Webb’s Chemical Snapshot
JWST’s Near-Infrared Spectrograph captured a full spectrum of the comet’s coma, from 0.6 to 5.3 microns. The standout feature was carbon dioxide gas, peaking far above expectations. The CO2-to-H2O ratio came in at 8 ± 1, more than six standard deviations higher than the trend seen in Solar System comets at similar distances.
“Our observations are compatible with an intrinsically CO2-rich nucleus, which may indicate that 3I/ATLAS formed close to the CO2 ice line in its parent protoplanetary disk,” wrote lead author Martin Cordiner of NASA’s Goddard Space Flight Center.
Webb also spotted carbon monoxide, a faint trickle of water vapor, traces of OCS, and icy grains mixed into the dust. Together, they suggest an active, carbon-driven comet where CO2, not water, is doing the heavy lifting.
Why It Doesn’t Fit the Mold
Most comets near 3 to 4 astronomical units are water-dominated, with CO2 and CO playing supporting roles.
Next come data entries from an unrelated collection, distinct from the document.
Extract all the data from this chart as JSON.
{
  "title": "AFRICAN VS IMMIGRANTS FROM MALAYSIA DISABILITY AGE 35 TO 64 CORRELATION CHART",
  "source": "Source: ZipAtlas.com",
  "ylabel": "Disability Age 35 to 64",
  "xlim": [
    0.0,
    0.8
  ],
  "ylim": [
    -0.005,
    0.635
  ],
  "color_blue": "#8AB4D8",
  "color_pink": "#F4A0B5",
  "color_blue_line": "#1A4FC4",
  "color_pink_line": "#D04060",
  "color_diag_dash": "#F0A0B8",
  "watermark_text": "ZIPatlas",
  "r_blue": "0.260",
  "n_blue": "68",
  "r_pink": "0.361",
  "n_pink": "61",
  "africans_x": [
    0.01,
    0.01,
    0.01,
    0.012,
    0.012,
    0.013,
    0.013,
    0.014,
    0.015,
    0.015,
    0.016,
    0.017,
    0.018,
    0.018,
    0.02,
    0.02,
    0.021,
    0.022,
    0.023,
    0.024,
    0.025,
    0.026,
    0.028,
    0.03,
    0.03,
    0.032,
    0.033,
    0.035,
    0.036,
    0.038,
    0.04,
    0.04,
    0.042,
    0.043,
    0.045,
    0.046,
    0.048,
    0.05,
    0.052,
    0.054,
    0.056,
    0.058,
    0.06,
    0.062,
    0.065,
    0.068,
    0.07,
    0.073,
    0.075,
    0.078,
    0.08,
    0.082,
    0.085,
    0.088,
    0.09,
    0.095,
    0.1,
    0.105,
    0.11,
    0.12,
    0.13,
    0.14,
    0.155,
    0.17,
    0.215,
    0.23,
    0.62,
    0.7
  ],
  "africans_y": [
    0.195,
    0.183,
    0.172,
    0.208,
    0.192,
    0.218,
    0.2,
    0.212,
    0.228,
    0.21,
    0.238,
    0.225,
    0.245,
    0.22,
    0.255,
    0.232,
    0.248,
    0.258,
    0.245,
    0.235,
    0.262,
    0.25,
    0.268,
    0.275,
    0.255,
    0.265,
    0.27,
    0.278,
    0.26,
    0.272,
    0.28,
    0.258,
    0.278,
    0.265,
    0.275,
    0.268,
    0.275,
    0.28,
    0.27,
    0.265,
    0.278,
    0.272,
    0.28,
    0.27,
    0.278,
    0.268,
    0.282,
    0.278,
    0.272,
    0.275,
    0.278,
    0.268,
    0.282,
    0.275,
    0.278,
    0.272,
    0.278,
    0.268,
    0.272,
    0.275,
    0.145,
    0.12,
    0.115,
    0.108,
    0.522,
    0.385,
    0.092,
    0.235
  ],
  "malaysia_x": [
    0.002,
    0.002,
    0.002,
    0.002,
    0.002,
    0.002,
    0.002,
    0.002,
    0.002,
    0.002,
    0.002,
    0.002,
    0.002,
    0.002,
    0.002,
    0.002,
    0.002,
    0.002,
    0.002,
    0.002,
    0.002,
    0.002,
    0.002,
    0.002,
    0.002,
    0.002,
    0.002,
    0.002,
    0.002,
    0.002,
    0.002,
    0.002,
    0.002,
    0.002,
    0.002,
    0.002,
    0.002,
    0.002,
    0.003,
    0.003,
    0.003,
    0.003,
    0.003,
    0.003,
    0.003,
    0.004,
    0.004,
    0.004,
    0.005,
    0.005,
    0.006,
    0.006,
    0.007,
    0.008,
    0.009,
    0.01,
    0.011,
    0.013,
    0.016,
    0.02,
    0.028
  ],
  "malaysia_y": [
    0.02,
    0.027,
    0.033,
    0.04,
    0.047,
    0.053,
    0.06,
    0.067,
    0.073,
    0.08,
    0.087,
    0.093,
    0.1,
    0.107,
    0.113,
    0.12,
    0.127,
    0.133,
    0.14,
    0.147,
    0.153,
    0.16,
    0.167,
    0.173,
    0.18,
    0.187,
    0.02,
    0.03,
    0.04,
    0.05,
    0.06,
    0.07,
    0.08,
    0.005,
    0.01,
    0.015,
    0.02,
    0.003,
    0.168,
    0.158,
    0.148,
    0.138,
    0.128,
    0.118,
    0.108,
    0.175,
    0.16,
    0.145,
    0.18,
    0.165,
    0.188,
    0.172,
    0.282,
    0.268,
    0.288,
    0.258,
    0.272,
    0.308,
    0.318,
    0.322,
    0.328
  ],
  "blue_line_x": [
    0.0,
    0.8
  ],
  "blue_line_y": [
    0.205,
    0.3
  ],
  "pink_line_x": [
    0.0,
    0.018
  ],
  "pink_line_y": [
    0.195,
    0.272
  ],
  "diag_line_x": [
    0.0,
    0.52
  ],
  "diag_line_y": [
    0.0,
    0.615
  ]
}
Not here. One explanation is that 3I/ATLAS was forged in a part of its home disk especially rich in frozen carbon dioxide. Another is that billions of years of radiation in interstellar space have altered its surface, creating a crust that keeps water locked in while CO2 escapes more easily. Similar ideas have been floated for 1I/’Oumuamua, which baffled astronomers in 2017.
Key Findings
- Object: Interstellar comet 3I/ATLAS, found July 2025 by ATLAS survey.
- Observation date: August 6, 2025, with JWST NIRSpec.
- Exposure: 640 seconds of infrared spectra, 0.6–5.3 μm.
- Main discovery: CO2-to-H2O ratio of 8 ± 1, far higher than Solar System norms.
- Other gases and ices: Carbon monoxide, OCS, water ice grains, dust coma.
- Nucleus size: < 2.8 km radius.
- Speed/age: ~58 km/s, 3–11 billion years old.
What Comes Next
The comet is still inbound. As it nears the Sun, more volatiles — especially water — should sublimate. NASA’s Hubble Space Telescope and the new SPHEREx mission will join Webb in watching how its chemistry shifts. Those later observations could confirm whether the comet is truly carbon-loaded or if hidden water ice only wakes up closer in.
Takeaway
Webb has shown that comet 3I/ATLAS is unusually rich in carbon dioxide, unlike the water-fed comets we know best. The finding suggests this alien traveler formed under very different conditions, offering a rare sample of planetary chemistry from beyond our Sun. More surprises may come as it swings inward and its hidden ices start to stir.
Journal: Submitted to Astrophysical Journal Letters, August 25, 2025.